En medio de las tormentas se hace más necesario que nunca fijar bien el rumbo. Y si no lo hace el navegante, la tormenta se ocupará fácilmente de fijarlo a su antojo. Valga el símil náutico para nuestra carrera, en la que identificamos el rumbo con el sentido, en dos de las múltiples acepciones de la palabra. Por un lado, el sentido consiste en la orientación que le imprimimos, en la dirección, representada por la dedicación principal que nos ocupa, aquella que nos hace aprender y progresar en un campo determinado, el de nuestra especialización, que nos proporciona ventajas competitivas diferenciales frente a los demás. Por otro lado, el sentido es el auténtico significado que encontramos en lo que hacemos, aquello con lo que nos vamos identificando a lo largo de nuestra vida profesional y que va formando parte de nuestra esencia, por la que somos reconocidos. Todo esto es demasiado importante para nuestra plenitud como seres humanos como para dejarlo al albur de las tormentas, por fuertes, imprevisibles y complejas que sean. Necesitamos fijarnos metas y aspirar realmente a conseguirlas. Los sueños que no hayas tenido nunca se te cumplirán, decía a mi amiga Arantxa su padre.
En medio de las tormentas se hace más necesario que nunca fijar bien el rumbo. Y si no lo hace el navegante, la tormenta se ocupará de fijarlo
El tamaño de la ambición ya es otra cosa, puede oscilar bastante dependiendo de cada uno. Los hay más o menos conformistas o ambiciosos –en sentido positivo-. En las conversaciones con los demás somos cautos a la hora de expresar nuestras ocultas ambiciones. En mis procesos de búsqueda de directivos, cuando pregunto a los candidatos a dónde quieren llegar, pocos se atreven a confesar abiertamente aquello que anhelan en su fuero interno, ya sea por pudor, timidez o prudencia. Nuestra cultura europea actúa de freno, mientras en otras, aspirar a lo más alto es un valor social tan deseable que se promueve desde el parvulario, eso sí, como consecuencia del esfuerzo y del duro trabajo.

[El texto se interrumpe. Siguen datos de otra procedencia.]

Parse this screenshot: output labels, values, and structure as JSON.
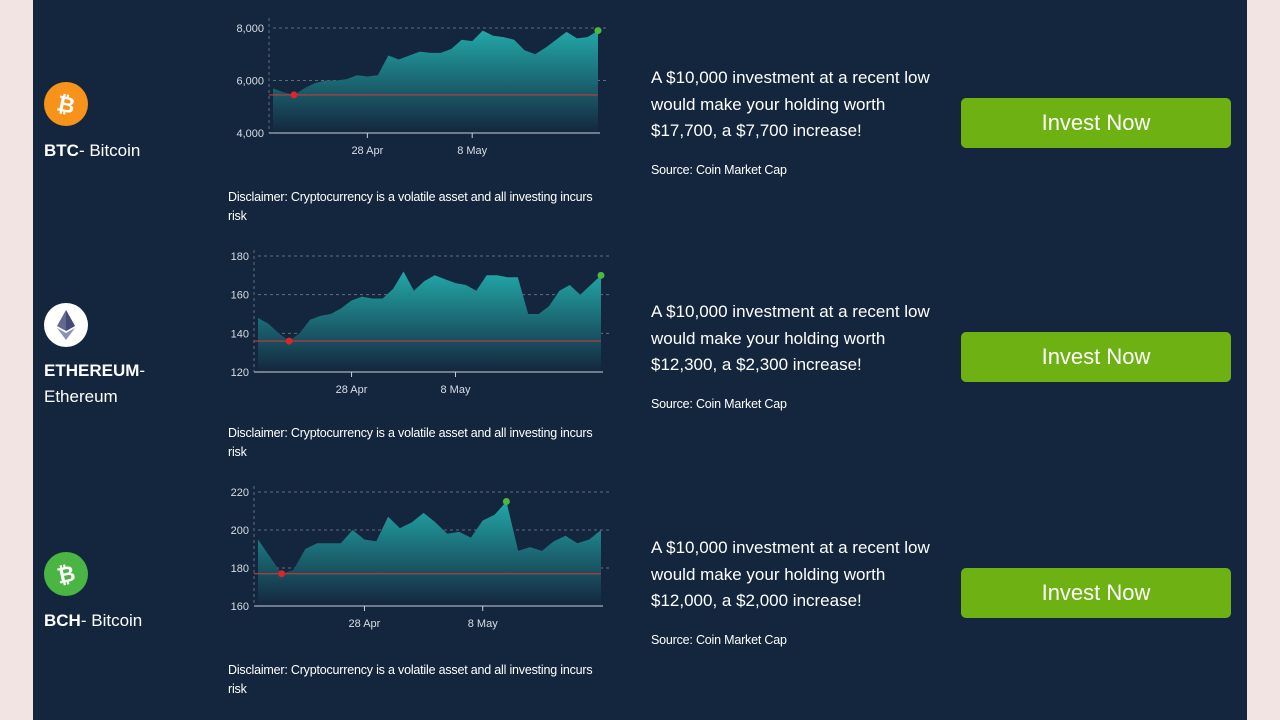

Ya sabemos que en el universo profesional no todo el mundo alcanza la excelencia, ya nos gustaría. Pero el primer requisito consiste en pretenderlo, y el segundo en ponerse manos a la obra. Motiva mucho más haberse acercado a un enorme reto, aun sin haberlo cumplido, que superar un objetivo que sabíamos estaba al alcance de la mano ya cuando nos lo fijamos. Y lo bueno, además, es que la exigencia nos estimula, nos prepara y nos entrena para mejorar, para sentirnos más útiles, más capaces. En las noches de luna llena, recuerde esta historia. Y tírele alguna piedra de vez en cuando. Verá qué a gusto se siente.